Judge: NYPD officers can sue to keep disciplinary records secret
The judge's decision stems from a dispute over whether police officers can sue to prevent NYPD brass from releasing redacted disciplinary filings.
By Victoria Bekiempis
New York Daily News
NEW YORK — A judge decided Tuesday he will let NYPD rank-and-file cops pursue their lawsuit over department plans to disclose their disciplinary records.
Manhattan Supreme Court Justice Arthur Engoron’s decision stems from a dispute over whether police officers can sue to prevent NYPD brass from releasing redacted disciplinary filings.
The Patrolmen’s Benevolent Association lawsuit maintains that releasing the files violates Section 50-a of the 1976 state civil rights law — which bars releasing disciplinary files.
The PBA filed suit in April, shortly after NYPD honchos revealed their plans — which also marked a dramatic change from previous department policy to keep those documents under wraps.
City lawyers had asked Engoron to throw out the case, claiming cops don’t have the right to sue over the policy under 50-a.
Engoron disagreed.
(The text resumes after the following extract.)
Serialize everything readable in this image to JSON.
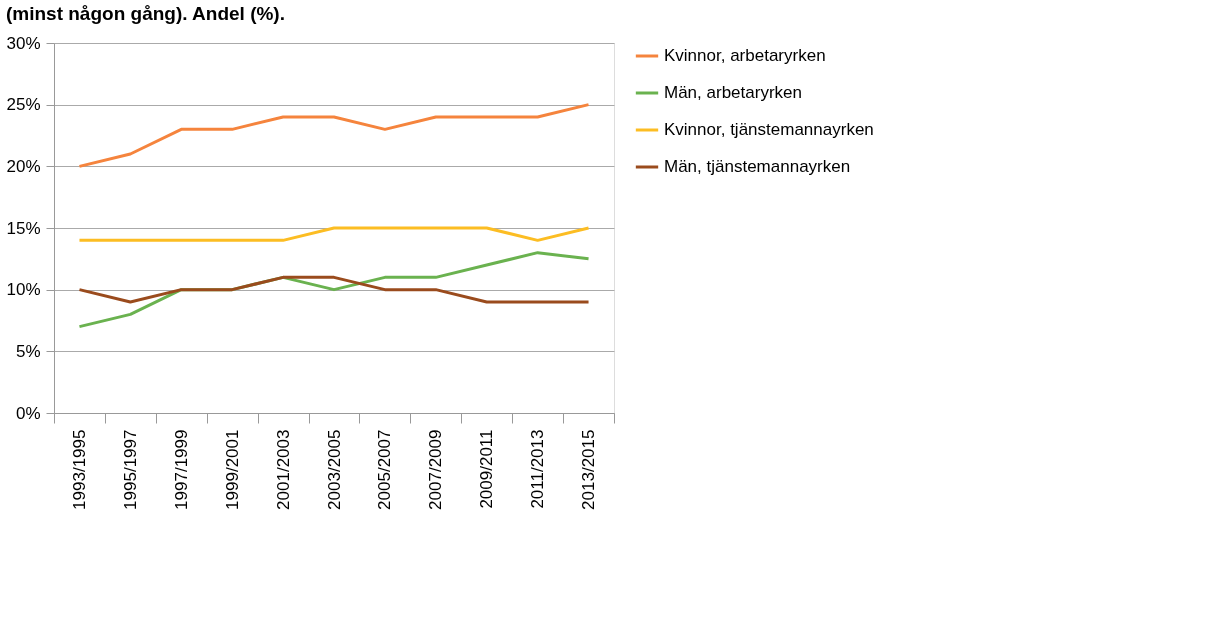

He will let the PBA’s case go forward for now, writing that “based on the law, common sense, and simple justice, the cross-motion is denied.”
PBA President Patrick Lynch lauded Engoron’s decision, saying in a statement, “We are hopeful that the judge will uphold the will of the Legislature when he rules on the merits of our suit."
The city Law Department issued a statement regarding the ruling.
“While the Court did not elect to dismiss this case based on the procedural infirmities we raised, we believe that, on the merits, dismissal remains warranted, and we look forward to presenting those grounds to the court,” it said.